Pourtant, en 2009, la politologue américaine Elinor Ostrom obtient le prix Nobel d’économie avec Oliver Williamson, « pour son analyse de la gouvernance économique, et en particulier, des biens communs ». Par ses travaux sur la gestion directe des réseaux d’irrigation en Californie du Sud ou les façons dont des copropriétaires peuvent gérer correctement et collectivement les immeubles, elle contribue à renouveler la manière dont on pense les rapports de l’individu au collectif.

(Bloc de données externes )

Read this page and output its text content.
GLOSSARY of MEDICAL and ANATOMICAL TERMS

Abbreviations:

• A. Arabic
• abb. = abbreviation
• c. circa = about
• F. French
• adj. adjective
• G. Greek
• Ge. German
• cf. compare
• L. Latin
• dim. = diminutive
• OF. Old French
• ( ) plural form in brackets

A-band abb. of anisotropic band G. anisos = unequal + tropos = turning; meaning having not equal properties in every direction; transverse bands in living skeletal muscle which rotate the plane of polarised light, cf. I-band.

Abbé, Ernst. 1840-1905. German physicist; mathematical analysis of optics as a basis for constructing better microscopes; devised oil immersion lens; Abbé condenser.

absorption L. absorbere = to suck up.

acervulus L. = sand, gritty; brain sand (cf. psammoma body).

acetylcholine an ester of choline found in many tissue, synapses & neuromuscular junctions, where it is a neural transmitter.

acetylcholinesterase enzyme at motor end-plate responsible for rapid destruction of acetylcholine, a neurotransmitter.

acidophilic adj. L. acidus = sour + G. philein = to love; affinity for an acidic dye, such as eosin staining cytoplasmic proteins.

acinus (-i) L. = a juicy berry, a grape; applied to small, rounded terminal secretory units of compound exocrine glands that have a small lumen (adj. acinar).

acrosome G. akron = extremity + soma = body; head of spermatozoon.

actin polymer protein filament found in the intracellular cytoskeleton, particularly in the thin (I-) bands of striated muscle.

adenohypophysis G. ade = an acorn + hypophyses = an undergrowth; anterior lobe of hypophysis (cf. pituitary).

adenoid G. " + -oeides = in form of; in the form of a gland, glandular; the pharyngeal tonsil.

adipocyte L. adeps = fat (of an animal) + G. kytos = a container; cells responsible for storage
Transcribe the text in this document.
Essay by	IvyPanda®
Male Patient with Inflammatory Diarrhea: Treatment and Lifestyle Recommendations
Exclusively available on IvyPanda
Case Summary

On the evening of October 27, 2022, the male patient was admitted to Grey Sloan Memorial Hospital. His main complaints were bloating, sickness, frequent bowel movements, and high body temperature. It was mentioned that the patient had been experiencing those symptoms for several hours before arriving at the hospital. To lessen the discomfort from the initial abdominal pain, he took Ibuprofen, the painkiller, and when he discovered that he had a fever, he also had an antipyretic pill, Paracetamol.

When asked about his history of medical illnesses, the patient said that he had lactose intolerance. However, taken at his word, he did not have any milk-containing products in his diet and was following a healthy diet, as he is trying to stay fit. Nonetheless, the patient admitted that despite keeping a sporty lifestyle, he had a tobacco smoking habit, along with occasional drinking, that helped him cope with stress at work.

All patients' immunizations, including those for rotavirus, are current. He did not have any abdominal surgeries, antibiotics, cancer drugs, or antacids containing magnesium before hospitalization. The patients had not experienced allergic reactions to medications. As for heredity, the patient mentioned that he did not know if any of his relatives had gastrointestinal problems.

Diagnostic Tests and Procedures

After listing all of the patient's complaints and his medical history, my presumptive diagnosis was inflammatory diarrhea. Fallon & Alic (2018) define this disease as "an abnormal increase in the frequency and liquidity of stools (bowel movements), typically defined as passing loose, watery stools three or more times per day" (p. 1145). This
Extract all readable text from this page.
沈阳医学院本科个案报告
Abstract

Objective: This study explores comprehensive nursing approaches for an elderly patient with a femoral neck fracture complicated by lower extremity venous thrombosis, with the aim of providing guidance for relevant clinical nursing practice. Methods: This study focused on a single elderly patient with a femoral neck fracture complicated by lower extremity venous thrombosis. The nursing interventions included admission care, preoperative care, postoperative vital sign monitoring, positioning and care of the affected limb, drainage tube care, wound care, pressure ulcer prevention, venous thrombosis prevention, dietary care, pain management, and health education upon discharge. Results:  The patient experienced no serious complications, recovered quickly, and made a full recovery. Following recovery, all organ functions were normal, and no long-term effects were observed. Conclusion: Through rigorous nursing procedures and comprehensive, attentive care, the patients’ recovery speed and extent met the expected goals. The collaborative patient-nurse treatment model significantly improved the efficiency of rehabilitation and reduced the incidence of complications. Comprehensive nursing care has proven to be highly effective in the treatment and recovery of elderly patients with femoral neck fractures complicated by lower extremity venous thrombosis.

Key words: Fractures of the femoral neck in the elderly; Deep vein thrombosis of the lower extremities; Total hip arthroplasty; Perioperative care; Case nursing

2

En quoi cela peut-il résonner avec le monde actuel ? A l’heure des réactions catastrophistes à la crise écologiste et de la recherche d’accords mondiaux, les travaux d’Elinor Ostrom nous invitent à des utopies pragmatiques…  Dans son ultime article à propos des négociations de Rio en 2012, elle indique : « Des dizaines d’années de recherche montrent qu’un éventail de mesures évolutives, complémentaires au niveau urbain, régional, national et international a plus de chance de réussir qu’un accord universel et contraignant, car il permettrait de disposer d’un recours en cas d’échec de certaines de ces mesures. »

Publié le 28/10/2014 - CC BY-SA 4.0

Sélection de références

Gouvernance des biens communs : pour une nouvelle approche des ressources naturelles

Ostrom, Elinor (1933-2012)
De Boeck, 2010

Remettant en question les fondements de l’analyse politique telle qu’appliquée aux ressources naturelles, Elinor Ostrom fournit dans cet ouvrage un ensemble unique de données empiriques afin d’étudier les conditions dans lesquelles des problèmes de ressources communes ont été résolus, de manière satisfaisante ou non.

Un ouvrage essentiel de celle qui en octobre 2009, elle est la première femme à recevoir le « prix Nobel » d’économie, avec Oliver Williamson, « pour son analyse de la gouvernance économique, et en particulier, des biens communs ».  Concerne les Communs naturels et pas du tout les communs de la connaissance.

La guerre des forêts : luttes sociales dans l'Angleterre du XVIIIe siècle

Thompson, Edward Palmer (1924-1993)
La Découverte, 2014

Présentation sur le site de l’éditeur : « En 1723, le Parlement anglais adopte une loi terrible, le Black Act, qui punit de pendaison le braconnage des cerfs dans les forêts royales et les parcs seigneuriaux. La peine de mort est bientôt étendue au simple fait de venir y ramasser du bois ou de la tourbe. L’atteinte à la propriété est ainsi criminalisée à l’extrême, et la loi ne sera abrogée qu’un siècle plus tard, en 1827. »

Passionnante enquête historique sur la naissance des enclosures, épisode fondateur des Communs.

lien externe

La tragédie des biens communs - Garret Hardin, 1968 (en anglais)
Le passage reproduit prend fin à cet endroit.